The confirm endpoint accepts an idempotency_key from the client — typically a UUID generated when the user first tapped "Book". The server stores this key in the reservations table with a UNIQUE constraint. On retry:

INSERT INTO reservations (unit_id, guest_id, check_in, check_out, idempotency_key, ...)
VALUES ($1, $2, $3, $4, $5, ...)
ON CONFLICT (idempotency_key) DO NOTHING
RETURNING *;

If RETURNING gives back a row, the first attempt succeeded — return success. If no row is returned and ON CONFLICT fired, the previous insert succeeded; re-fetch the existing reservation and return it. The client always generates the same key for the same checkout session, so retrying a timed-out request never creates a second charge.

Overbooking policy

Some hotel systems intentionally allow overbooking — they sell more rooms than they have, betting on cancellations, no-shows, and rate-sensitive guests who accept upgrades. Airlines and hotels both do this.

If asked about it: the same system applies, but the EXCLUDE constraint is replaced with a capacity counter. Instead of enforcing zero overlaps, you enforce active_reservations_in_range <= unit_count + overbook_allowance. The tradeoff: occasional guest walkouts (with compensation), in exchange for higher revenue from fuller occupancy.
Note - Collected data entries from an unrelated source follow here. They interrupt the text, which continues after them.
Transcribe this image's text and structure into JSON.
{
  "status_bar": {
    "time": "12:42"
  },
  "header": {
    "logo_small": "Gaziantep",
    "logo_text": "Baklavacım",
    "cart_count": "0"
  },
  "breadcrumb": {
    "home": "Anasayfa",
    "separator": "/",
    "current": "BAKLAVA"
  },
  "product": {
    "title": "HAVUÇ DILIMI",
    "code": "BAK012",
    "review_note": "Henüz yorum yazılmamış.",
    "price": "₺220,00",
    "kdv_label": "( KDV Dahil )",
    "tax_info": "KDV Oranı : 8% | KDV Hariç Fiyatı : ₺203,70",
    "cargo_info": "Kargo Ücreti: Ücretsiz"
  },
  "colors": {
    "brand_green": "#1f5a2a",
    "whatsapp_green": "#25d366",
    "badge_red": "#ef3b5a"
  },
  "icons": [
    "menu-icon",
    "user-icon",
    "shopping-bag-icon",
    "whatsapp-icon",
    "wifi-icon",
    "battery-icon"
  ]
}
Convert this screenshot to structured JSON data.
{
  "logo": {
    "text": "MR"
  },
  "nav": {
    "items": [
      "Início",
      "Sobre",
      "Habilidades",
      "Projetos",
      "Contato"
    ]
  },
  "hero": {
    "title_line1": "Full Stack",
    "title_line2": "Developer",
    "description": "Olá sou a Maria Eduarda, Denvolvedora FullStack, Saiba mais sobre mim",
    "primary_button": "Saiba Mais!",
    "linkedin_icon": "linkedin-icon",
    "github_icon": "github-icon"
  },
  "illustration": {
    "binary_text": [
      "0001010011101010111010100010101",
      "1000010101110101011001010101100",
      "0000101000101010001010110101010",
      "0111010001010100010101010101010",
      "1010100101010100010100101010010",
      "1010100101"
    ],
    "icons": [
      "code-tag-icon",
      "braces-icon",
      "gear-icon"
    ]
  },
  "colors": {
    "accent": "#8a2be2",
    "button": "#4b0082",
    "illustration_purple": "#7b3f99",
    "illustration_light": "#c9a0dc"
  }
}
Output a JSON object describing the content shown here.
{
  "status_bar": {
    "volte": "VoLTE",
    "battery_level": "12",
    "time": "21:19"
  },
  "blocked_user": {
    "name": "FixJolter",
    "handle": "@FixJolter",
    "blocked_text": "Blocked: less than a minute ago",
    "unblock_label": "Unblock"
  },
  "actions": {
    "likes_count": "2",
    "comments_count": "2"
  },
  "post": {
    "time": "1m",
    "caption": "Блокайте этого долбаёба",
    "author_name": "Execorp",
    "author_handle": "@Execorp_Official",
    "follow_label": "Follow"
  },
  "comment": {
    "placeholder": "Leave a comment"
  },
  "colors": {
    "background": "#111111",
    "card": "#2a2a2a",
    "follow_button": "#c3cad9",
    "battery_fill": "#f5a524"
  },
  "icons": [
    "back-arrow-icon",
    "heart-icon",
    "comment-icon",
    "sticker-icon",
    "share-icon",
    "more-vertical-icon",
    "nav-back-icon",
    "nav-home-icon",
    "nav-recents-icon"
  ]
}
For Airbnb-style systems where each unit is a single unique property, overbooking isn't meaningful — enforce strict no-overlap.

API design

GET /api/v1/search
  ?city=Paris&check_in=2026-07-10&check_out=2026-07-14
  &guests=2&max_price=200&page=1

→ 200 OK
{ "results": [ { "unit_id": 42, "price_per_night": 185, ... } ], "cursor": "..." }
GET /api/v1/listings/42/calendar?year=2026&month=07

→ 200 OK
{ "booked_ranges": [{"from":"2026-07-01","to":"2026-07-09"}],
  "price_overrides": [...] }
POST /api/v1/holds
{ "unit_id": 42, "check_in": "2026-07-10", "check_out": "2026-07-14",
  "guest_id": 7, "idempotency_key": "a3f9-..." }

→ 201 Created
{ "hold_id": "hold:42:2026-07-10:2026-07-14", "expires_at": "2026-07-10T10:10:00Z" }
→ 409 Conflict   (dates already held or booked)
POST /api/v1/reservations
{ "hold_id": "...", "payment_method_id": "pm_...", "idempotency_key": "a3f9-..." }

→ 201 Created
{ "reservation_id": 9871, "status": "confirmed", ... }
→ 409 Conflict   (hold expired or dates taken)
→ 402 Payment Required   (card declined — hold released)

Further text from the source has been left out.